Key highlights of the weekend in Geneva were seeing Olivia who provided a fantastic break from the routine of cycling and camping. I had been concerned about breaking the routine initially, but taking a couple of days out has helped refocus and recharge ahead of the physical and emotional challenge of the next 6 weeks. We saw my cousin Karen and her husband Henri in Geneva old town who cooked a fantastic supper and even washed all my clothes, their first proper wash in 4 weeks - wonderful! Again, great to catch up with family that I just don't see enough of. And finally, heading across the lake via ferry back to Nyon to see Olivia's friend Danielle and her husband Rob who put us up and provided a cracking BBQ on Sunday. Perfect preparation for getting back on the bike the next day.

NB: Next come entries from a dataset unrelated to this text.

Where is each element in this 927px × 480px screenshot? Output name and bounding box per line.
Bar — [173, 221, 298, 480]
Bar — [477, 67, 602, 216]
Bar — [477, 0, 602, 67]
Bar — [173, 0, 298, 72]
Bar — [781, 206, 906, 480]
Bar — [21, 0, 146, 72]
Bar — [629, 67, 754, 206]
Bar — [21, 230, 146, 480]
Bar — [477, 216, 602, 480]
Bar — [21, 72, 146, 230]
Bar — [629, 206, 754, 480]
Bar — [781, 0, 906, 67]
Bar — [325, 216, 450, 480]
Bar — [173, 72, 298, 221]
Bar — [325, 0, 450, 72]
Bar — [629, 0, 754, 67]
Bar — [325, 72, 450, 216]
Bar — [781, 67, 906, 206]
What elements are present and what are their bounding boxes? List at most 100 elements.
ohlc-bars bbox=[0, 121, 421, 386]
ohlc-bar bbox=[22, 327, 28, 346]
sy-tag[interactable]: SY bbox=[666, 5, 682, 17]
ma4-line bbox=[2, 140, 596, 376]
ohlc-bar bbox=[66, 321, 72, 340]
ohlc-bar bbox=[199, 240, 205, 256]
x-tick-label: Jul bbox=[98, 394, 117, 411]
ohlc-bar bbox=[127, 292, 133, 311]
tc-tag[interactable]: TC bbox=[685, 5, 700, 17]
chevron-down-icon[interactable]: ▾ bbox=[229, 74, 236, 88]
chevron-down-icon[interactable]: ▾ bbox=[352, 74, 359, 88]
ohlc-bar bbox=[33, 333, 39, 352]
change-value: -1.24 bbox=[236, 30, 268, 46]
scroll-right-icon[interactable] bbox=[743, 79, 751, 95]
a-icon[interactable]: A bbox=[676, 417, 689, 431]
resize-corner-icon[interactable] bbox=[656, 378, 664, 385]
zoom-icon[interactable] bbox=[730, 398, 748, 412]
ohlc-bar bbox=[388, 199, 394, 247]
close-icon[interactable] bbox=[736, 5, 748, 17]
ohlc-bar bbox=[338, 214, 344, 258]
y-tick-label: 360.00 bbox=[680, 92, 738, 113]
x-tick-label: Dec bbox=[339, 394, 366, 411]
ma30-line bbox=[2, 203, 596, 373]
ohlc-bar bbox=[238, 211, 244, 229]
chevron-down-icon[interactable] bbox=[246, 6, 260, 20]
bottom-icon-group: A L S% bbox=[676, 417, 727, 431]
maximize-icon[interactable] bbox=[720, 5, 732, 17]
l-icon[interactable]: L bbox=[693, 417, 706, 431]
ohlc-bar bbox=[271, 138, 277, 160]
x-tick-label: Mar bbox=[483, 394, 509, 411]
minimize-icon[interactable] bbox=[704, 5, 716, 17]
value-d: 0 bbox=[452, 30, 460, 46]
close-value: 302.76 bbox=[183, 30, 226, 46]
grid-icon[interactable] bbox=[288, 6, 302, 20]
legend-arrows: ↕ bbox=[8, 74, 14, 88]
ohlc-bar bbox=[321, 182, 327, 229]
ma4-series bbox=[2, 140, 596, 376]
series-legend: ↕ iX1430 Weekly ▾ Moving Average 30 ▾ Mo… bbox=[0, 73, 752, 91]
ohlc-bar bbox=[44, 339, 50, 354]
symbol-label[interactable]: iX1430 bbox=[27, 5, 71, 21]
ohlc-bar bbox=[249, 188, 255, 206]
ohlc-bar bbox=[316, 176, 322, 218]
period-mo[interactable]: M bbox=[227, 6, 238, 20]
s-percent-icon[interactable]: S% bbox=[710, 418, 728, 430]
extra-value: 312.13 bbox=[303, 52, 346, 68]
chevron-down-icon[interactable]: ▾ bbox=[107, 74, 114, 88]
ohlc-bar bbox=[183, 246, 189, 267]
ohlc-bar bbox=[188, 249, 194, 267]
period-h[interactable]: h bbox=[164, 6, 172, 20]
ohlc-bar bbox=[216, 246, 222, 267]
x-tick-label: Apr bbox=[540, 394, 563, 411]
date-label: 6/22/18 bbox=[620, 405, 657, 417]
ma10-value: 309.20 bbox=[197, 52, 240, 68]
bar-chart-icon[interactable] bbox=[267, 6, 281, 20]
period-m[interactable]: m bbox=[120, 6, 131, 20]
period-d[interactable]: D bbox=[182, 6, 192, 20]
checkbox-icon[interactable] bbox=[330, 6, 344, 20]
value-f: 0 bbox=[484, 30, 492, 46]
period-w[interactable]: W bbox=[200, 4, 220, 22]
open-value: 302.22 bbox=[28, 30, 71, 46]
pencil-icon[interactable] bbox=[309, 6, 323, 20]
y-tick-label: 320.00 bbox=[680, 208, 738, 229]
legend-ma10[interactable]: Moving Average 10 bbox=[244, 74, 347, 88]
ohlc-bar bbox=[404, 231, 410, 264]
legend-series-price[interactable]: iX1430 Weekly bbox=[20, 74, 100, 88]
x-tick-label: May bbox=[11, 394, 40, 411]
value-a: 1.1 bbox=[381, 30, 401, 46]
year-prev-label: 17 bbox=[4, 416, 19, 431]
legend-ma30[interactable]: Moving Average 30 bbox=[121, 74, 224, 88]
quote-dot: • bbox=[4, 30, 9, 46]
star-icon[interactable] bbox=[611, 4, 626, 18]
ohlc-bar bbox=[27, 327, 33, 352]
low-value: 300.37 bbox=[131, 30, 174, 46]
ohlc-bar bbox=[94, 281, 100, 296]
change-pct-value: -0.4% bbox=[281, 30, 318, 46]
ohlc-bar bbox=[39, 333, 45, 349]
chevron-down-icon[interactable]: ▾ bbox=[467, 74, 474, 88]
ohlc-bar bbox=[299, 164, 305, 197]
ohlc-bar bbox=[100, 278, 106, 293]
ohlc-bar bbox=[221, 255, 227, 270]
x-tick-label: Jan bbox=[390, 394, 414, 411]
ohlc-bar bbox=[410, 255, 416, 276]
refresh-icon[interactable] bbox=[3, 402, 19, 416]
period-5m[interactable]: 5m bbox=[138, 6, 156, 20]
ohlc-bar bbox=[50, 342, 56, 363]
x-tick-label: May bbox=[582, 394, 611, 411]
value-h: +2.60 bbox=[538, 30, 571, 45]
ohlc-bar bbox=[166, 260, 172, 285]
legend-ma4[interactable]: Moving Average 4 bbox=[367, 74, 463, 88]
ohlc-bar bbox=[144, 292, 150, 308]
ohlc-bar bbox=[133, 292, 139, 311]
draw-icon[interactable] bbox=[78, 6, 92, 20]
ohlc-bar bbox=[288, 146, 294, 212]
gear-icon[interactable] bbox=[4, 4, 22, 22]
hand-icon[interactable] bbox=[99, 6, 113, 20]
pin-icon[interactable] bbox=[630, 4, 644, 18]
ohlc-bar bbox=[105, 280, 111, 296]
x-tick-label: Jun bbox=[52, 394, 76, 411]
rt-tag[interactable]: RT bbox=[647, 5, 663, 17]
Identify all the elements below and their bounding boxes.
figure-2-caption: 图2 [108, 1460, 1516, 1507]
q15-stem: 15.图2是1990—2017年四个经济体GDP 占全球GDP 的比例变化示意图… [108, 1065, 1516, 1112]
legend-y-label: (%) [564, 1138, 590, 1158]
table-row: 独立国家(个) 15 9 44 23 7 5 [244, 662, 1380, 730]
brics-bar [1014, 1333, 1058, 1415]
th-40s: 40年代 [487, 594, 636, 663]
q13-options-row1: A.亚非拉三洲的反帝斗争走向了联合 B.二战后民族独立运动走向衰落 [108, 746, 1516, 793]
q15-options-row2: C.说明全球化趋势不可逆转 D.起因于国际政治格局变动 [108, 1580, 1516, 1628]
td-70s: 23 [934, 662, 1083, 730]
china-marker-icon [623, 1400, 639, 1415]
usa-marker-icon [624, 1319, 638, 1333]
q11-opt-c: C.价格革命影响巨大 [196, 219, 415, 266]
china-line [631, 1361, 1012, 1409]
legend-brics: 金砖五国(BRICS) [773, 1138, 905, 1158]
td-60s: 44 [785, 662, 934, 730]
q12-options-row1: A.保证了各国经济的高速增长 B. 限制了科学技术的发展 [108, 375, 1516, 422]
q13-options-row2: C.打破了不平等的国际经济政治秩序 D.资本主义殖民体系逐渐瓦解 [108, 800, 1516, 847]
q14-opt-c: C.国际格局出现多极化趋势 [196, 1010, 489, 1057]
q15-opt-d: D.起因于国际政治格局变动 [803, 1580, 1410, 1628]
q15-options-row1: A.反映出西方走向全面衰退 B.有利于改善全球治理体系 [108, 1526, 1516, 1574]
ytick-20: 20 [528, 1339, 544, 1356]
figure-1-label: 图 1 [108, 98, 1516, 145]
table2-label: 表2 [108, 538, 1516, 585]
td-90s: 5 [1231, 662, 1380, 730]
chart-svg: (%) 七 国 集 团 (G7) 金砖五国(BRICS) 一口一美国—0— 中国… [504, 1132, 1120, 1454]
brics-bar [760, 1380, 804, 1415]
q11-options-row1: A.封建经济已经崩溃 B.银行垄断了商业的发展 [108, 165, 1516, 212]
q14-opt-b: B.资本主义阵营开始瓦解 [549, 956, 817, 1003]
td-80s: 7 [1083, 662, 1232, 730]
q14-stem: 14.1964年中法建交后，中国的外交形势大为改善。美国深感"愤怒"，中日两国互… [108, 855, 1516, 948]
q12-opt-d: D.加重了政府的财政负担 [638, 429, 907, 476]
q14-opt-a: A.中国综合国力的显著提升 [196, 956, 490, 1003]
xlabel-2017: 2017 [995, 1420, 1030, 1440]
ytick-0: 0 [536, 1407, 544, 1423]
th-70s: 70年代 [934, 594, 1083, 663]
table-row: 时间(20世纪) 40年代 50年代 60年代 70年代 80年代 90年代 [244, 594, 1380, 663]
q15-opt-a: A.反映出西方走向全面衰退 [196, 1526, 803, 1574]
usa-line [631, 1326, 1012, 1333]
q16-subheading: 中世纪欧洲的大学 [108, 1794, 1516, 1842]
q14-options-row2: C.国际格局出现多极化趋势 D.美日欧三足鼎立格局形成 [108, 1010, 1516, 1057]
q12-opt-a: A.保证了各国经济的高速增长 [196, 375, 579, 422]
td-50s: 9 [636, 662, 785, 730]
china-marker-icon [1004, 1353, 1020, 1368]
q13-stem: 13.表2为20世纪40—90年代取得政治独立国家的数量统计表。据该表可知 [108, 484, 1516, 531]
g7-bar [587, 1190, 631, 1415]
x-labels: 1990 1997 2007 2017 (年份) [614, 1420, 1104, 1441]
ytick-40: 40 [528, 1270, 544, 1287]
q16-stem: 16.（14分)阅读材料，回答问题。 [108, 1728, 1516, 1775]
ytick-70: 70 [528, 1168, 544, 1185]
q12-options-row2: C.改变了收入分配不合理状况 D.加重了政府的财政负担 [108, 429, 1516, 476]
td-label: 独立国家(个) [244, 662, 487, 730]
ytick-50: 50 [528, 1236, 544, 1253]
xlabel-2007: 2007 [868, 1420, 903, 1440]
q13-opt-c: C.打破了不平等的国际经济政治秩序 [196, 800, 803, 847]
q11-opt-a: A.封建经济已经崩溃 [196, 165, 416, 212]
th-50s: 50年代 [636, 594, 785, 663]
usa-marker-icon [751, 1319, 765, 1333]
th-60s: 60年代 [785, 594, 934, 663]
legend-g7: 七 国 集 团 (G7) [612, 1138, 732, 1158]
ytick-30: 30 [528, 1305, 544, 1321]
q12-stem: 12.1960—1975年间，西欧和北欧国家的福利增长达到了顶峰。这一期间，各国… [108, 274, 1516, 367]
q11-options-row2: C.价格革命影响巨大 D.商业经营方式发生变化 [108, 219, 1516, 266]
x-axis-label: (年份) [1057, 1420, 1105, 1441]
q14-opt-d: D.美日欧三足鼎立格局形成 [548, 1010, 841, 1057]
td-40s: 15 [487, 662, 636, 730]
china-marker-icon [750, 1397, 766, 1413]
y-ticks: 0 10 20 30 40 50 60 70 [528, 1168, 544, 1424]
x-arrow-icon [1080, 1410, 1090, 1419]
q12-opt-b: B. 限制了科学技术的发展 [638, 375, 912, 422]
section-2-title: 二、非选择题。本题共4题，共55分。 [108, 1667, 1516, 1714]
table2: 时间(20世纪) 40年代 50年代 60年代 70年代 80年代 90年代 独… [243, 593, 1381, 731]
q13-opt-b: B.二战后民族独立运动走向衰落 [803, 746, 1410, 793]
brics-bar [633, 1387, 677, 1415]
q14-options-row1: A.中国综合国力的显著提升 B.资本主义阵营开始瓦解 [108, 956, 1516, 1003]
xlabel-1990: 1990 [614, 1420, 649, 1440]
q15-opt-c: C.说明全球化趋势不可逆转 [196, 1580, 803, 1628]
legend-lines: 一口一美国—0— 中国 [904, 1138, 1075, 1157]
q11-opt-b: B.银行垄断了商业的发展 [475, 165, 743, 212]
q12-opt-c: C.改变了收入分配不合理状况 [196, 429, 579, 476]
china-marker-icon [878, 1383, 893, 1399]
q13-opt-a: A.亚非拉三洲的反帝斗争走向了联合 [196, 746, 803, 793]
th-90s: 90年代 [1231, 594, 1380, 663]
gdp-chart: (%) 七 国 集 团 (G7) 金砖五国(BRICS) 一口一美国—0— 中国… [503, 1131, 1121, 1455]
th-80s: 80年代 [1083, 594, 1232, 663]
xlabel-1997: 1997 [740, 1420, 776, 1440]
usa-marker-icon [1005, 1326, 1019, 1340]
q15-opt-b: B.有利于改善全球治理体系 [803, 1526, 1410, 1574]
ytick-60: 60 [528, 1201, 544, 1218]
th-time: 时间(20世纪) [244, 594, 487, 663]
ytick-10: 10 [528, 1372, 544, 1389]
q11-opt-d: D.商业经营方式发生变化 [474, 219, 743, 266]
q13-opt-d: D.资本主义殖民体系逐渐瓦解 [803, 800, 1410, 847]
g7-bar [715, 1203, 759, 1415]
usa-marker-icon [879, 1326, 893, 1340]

It was all over far too quickly. Before I knew it, I was changing back into my tour lycra in the hotel lobby, fixing panniers, raising the Welsh flag and saying a prolonged goodbye to Olivia, before taking on rush hour traffic leaving Geneva. Mistake. Later than planned and without a decent map or working 3G GPS on the phone I got a little lost and ended up hurtling down the autoroute much to the increasing annoyance of passing truckers. As the hard shoulder got thinner and the trucks got nearer, I cut my losses and took the earliest exit and found my way into the sanctuary and familiarity of the rural France, heading south.

And with that, almost immediately the city stress fell away, angry drivers were replaced with encouraging motorists tooting and waving as they passed and I headed into the countryside.

Goodbye Switzerland. Hello France. Bring on the Alps.